Élisabeth Vonarburg, Sang de pierre (SF)
Élisabeth Vonarburg
Sang de pierre
Lévis, Alire (Nouvelles 128), 2009, 373 p.
Après La Maison au bord de la mer (2000) et Le Jeu des coquilles de Nautilus (2003), Sang de pierre est le troisième recueil de nouvelles d’Élisabeth Vonarburg à paraître aux éditions Alire. Parler de l’écrivaine comme d’une figure marquante de la SFQ constitue, à n’en pas douter, un euphémisme, et ce nouvel opus, même s’il ne comporte qu’un seul texte inédit – mais quel texte ! –, témoigne une fois de plus de l’étendue de son talent.
Sang de pierre est composé de six récits de longueur variée (de la courte novelette à la novella de plus de cent pages) dont plusieurs ont été originalement publiés dans des revues spécialisées, des recueils depuis longtemps épuisés ou des collectifs européens devenus quasi introuvables. Aussi les admirateurs de Vonarburg se feront-ils une joie de (re)lire ces textes, certains ayant été rédigés il y a plus de trente ans !
La nouvelle intitulée « Éon » met en scène Hilsh, l’un des nombreux passagers d’un vaisseau organique – vaste créature de l’espace – lancé vers un but si lointain qu’il lui faudra plusieurs générations de clones pour l’atteindre. Lorsque l’ordinateur de bord du vaisseau, soudainement doté d’une conscience, se met à éliminer tous les embryons présentant une mystérieuse forme de mutation, Hilsh a brusquement l’impression d’être un corps étranger dans cet organisme à la dérive. Il en découle une réflexion toute poétique sur les dualités masculin/féminin et individuel/commun. Dans « Le Langage de la nuit », un scout en mission de colonisation est en proie à des rêves pour le moins étranges qui pourraient bien être dus aux nuages de spores qui recouvrent la planète et semblent ensemencer cette dernière. La novella « Le Début du cercle », récipiendaire du Prix Boréal 1997, est à mon avis la plus réussie du recueil. On y suit le périple de Saul Jordan, un professeur de linguistique tentant désespérément de rassembler les pièces de son identité fragmentée afin de faire le point sur la mort de sa dernière conquête. Il s’agit d’un récit foudroyant recelant une fine réflexion sur la moralité des manipulations génétiques, et qui n’est pas sans rappeler le Frankenstein de Mary Shelley.
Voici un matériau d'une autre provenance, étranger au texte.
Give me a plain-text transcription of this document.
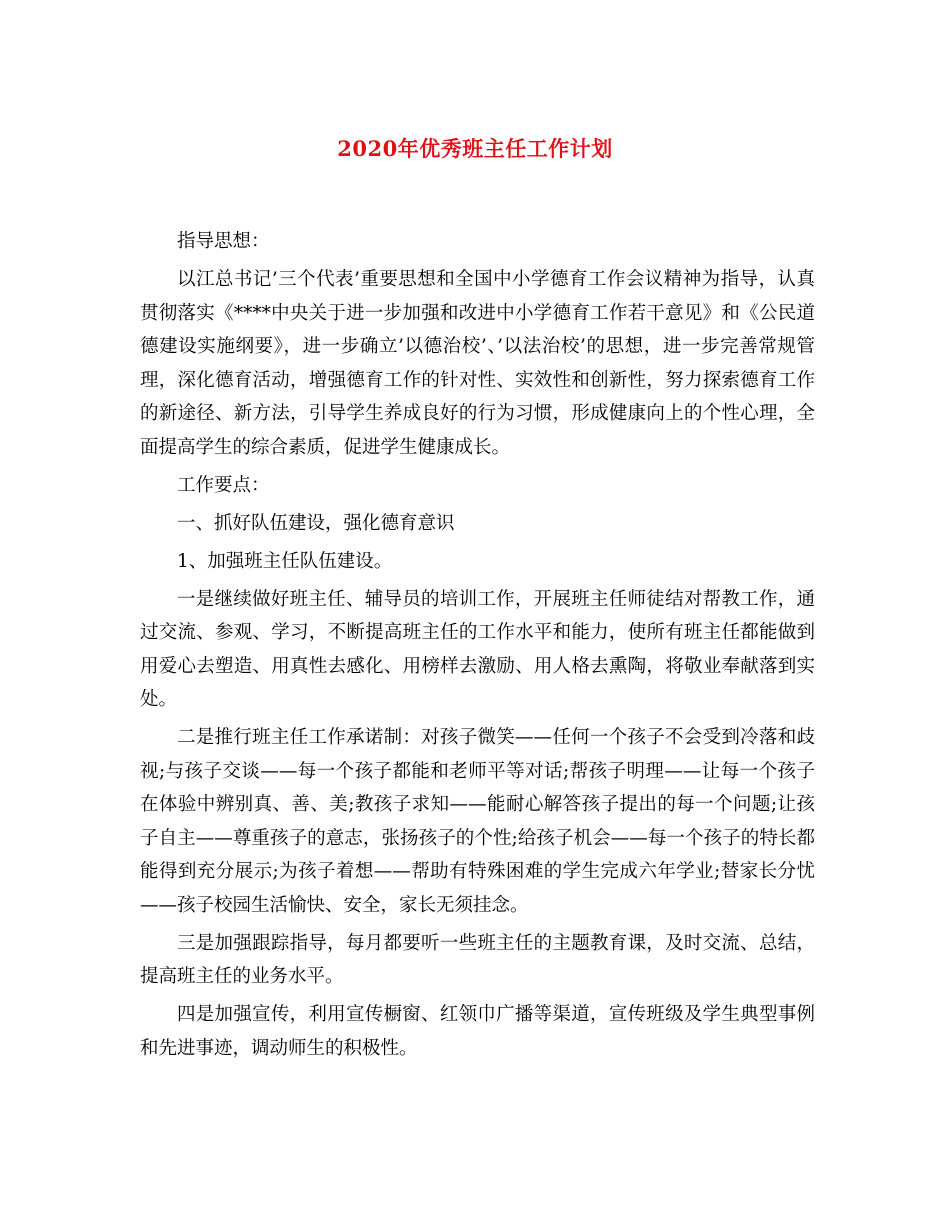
2020年优秀班主任工作计划

指导思想：

以江总书记’三个代表’重要思想和全国中小学德育工作会议精神为指导，认真贯彻落实《****中央关于进一步加强和改进中小学德育工作若干意见》和《公民道德建设实施纲要》，进一步确立’以德治校’、’以法治校’的思想，进一步完善常规管理，深化德育活动，增强德育工作的针对性、实效性和创新性，努力探索德育工作的新途径、新方法，引导学生养成良好的行为习惯，形成健康向上的个性心理，全面提高学生的综合素质，促进学生健康成长。

工作要点：

一、抓好队伍建设，强化德育意识

1、加强班主任队伍建设。

一是继续做好班主任、辅导员的培训工作，开展班主任师徒结对帮教工作，通过交流、参观、学习，不断提高班主任的工作水平和能力，使所有班主任都能做到用爱心去塑造、用真性去感化、用榜样去激励、用人格去熏陶，将敬业奉献落到实处。

二是推行班主任工作承诺制：对孩子微笑——任何一个孩子不会受到冷落和歧视;与孩子交谈——每一个孩子都能和老师平等对话;帮孩子明理——让每一个孩子在体验中辨别真、善、美;教孩子求知——能耐心解答孩子提出的每一个问题;让孩子自主——尊重孩子的意志，张扬孩子的个性;给孩子机会——每一个孩子的特长都能得到充分展示;为孩子着想——帮助有特殊困难的学生完成六年学业;替家长分忧——孩子校园生活愉快、安全，家长无须挂念。

三是加强跟踪指导，每月都要听一些班主任的主题教育课，及时交流、总结，提高班主任的业务水平。

四是加强宣传，利用宣传橱窗、红领巾广播等渠道，宣传班级及学生典型事例和先进事迹，调动师生的积极性。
La nouvelle ayant pour titre « Celles qui vivent au-dessus des nuages » constitue quant à elle une superbe réécriture du mythe de Danaë, personnage de la mythologie grecque qui fut imprégné par Zeus sous la forme d’une pluie d’or. La nouvelle-titre du recueil, « Sang de pierre », nous fait partager les interrogations de Manuelle, une généticienne ayant toujours cru que les sirènes, résultat d’un ancien projet d’hybridation, représentaient l’avenir de l’humanité. C’était avant qu’elle ne fasse la rencontre de Spark… Enfin, la nouvelle « Terminus », inédite, en surprendra plus d’un(e) puisqu’elle clôt le cycle du Pont et des Voyageurs, bien connu des fans de Vonarburg. En révéler davantage serait risqué. Qu’il suffise de mentionner que cette finale, absolument bouleversante, fait figure de révélation.
Soulignons en terminant que chaque récit est précédé d’un court texte de présentation dans lequel l’auteure traite de la réflexion ou de l’idée maîtresse qui en est à l’origine. Ces préambules sont si fascinants qu’ils nous font regretter leur absence dans les autres recueils de l’auteure ! Cela dit, c’est avec un plaisir soutenu que l’on (re)découvrira chacun de ces récits d’Élisabeth Vonarburg. Ce captivant recueil aidera assurément plusieurs lecteurs assidus à patienter jusqu’à la publication de son prochain roman, qui inaugurera une nouvelle saga de fantasy historique.